The Living Road is Lhasa de Sela’s second album and her masterpiece — a haunted, borderless blend of folk, cabaret, and Mexican ranchera sung in English, French, and Spanish. It belongs in the dark hours of the passenger seat, headphones on, watching a strange town recede in the rearview.
There’s a photograph from the sessions for The Living Road: Lhasa de Sela leaning into a studio microphone in Montreal’s Studio Morin-Heights, one hand half-curled around the stand, eyes closed, as if she’s listening to something on the other side of the glass that nobody else can hear. That posture is the record. She’s not performing so much as receiving.
The album came together over two years of restless wandering. After the slow-burn success of La Llorona, Lhasa packed a duffel and spent months crossing the United States in a converted school bus with her three sisters, then drifted through Mexico, then Europe. She returned to Montreal with notebooks full of fragments — a line about the border, a phrase about loneliness, a melody she’d heard in a market in Oaxaca. Producer François Lalonde helped her build the arrangements from the ground up, layering her voice with French horns, accordion, slide guitar, and the odd, electric pulse of a treated piano.
The core band was small and chosen for instinct, not technique. Guitarist Roch Voisine (no, not the pop singer — the session man) played each part like he was threading a needle. Drummer Paul Brochu kept the kit down to a whisper on “La Frontera,” playing brushes so lightly you can hear the air move. On “Any Day,” Gonzalo Rubalcaba — the same Cuban pianist who’d worked with Charlie Haden and Pat Metheny — sits in for three minutes of such delicate intent that you forget to breathe.
The recording itself is an object lesson in restraint. Engineer Pierre Messier used vintage Neumann U 47s and a Studer A80, and you can hear the thickness of the tape. The low end is round, not thumping. When Lhasa sings the word “desierto” on the title track, the space between the consonants is where the whole song lives.
Jean Massicotte’s string arrangements are the secret weapon. He treated the cellos and violas as a single breathing organism, refusing to let them surge into sentimentality. On “J’arrive à la ville,” the strings hold back until the final verse, and when they finally enter, it feels less like an arrangement than a change in weather.
I’ll say it plainly: this is the album that should have made her a household name. Instead, it sold modestly and acquired its audience the old way — on word of mouth, on mix CDs passed between friends, on the strength of a single live performance at the Montreal Jazz Festival in 2004 where she stood in a spotlight in a thrift-store dress and shut the room down for six minutes with “My Name.” The song is a conversation with a lover who’s already gone, and she sings it like she’s watching him walk away from the window.

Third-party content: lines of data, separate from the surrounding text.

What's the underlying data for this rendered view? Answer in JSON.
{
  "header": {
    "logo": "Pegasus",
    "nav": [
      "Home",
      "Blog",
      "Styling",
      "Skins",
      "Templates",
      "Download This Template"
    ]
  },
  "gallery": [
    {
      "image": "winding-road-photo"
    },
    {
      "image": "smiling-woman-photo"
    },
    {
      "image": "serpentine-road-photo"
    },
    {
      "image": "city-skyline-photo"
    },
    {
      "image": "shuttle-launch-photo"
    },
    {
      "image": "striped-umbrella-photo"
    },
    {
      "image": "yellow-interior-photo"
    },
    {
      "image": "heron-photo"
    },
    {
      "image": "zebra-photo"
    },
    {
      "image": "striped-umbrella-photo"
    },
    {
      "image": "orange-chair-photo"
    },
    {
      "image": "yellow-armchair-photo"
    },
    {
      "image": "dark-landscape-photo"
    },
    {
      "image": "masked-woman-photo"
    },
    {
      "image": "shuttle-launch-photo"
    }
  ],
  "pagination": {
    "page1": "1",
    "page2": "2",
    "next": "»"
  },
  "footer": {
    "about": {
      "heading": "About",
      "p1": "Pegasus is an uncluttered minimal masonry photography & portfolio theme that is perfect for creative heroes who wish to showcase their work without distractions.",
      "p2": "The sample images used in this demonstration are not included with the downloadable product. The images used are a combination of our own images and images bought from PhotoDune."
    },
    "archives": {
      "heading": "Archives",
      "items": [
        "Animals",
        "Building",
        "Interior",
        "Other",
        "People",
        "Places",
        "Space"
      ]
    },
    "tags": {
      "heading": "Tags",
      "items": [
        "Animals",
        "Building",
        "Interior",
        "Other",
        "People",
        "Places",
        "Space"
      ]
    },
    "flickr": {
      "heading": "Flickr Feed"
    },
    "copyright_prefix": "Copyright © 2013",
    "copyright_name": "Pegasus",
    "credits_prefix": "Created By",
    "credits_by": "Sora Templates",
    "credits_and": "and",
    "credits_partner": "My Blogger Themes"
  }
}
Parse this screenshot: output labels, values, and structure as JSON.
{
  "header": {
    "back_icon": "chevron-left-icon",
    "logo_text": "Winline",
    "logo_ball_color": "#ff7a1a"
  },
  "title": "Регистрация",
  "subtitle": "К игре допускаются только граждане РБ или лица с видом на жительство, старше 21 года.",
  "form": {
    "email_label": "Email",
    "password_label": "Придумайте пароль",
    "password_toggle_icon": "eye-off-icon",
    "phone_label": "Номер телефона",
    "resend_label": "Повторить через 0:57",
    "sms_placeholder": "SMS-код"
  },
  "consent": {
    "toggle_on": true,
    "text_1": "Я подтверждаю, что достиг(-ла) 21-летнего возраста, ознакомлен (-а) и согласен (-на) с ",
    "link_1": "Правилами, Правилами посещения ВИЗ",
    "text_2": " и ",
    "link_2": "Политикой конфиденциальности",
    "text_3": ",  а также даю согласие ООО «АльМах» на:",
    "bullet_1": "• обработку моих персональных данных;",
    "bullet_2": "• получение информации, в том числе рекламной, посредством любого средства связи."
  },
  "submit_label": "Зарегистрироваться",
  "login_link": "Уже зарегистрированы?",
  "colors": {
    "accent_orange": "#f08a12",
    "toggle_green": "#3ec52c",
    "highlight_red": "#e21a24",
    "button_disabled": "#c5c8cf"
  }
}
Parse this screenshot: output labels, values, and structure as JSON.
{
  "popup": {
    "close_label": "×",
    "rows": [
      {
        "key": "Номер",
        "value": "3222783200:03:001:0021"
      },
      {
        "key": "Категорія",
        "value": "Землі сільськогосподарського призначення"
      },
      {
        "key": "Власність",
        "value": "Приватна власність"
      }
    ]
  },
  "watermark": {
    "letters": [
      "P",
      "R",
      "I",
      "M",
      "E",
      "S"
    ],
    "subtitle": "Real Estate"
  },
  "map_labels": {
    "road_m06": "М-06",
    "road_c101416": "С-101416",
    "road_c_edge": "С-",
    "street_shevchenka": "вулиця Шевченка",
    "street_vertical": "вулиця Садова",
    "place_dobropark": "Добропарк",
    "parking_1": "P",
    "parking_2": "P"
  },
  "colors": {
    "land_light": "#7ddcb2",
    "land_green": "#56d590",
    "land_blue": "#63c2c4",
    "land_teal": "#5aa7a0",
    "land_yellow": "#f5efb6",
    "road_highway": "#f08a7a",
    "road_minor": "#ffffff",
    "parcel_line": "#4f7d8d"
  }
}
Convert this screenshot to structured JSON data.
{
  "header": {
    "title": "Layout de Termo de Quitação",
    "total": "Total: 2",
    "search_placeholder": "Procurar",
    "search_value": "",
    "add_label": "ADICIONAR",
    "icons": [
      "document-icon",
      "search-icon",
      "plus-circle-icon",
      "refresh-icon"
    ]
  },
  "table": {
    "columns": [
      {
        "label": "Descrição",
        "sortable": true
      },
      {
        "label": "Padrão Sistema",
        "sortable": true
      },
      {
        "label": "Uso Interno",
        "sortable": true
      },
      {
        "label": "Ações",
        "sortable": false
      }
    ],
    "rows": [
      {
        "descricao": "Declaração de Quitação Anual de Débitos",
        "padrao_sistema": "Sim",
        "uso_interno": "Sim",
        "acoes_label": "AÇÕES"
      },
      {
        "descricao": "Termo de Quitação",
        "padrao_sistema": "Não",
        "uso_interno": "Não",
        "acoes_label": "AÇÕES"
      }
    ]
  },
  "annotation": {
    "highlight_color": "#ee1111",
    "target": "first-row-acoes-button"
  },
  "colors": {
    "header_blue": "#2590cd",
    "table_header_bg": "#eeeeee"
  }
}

The cover art shows a road disappearing over a hill under a bruised sky. It’s not a metaphor — Lhasa lived on the road, and the road became her record’s true subject. Movement as a form of escape, movement as a form of prayer. The best song on the album, “Abro la Ventana,” is sung in Spanish and built around a single guitar figure that repeats until it becomes a meditation. She opens the window and lets the world in, even knowing the world will leave again.
She died in 2010, at thirty-seven. The Living Road is what she left us — an album that never settles, never explains itself, never tries to be liked. It just keeps moving, and if you’re paying attention, it takes you with it.
What language does Lhasa sing on The Living Road?
She sings in three languages — English, French, and Spanish — often switching within a single song. The trilingual approach reflects her nomadic upbringing between the US, Mexico, and Canada.
Is The Living Road a concept album about traveling?
Not strictly, but the album is woven together by themes of movement, borders, and departure. Lhasa said in interviews that the songs grew from actual journeys she made by bus and train across North America and Europe.
Why is this album considered her masterpiece?
It balances the stark intimacy of her debut with richer arrangements — strings, horns, accordion — but never loses the sense that you’re sitting alone with her in a small room. It’s also her most sonically coherent work, thanks to François Lalonde’s production.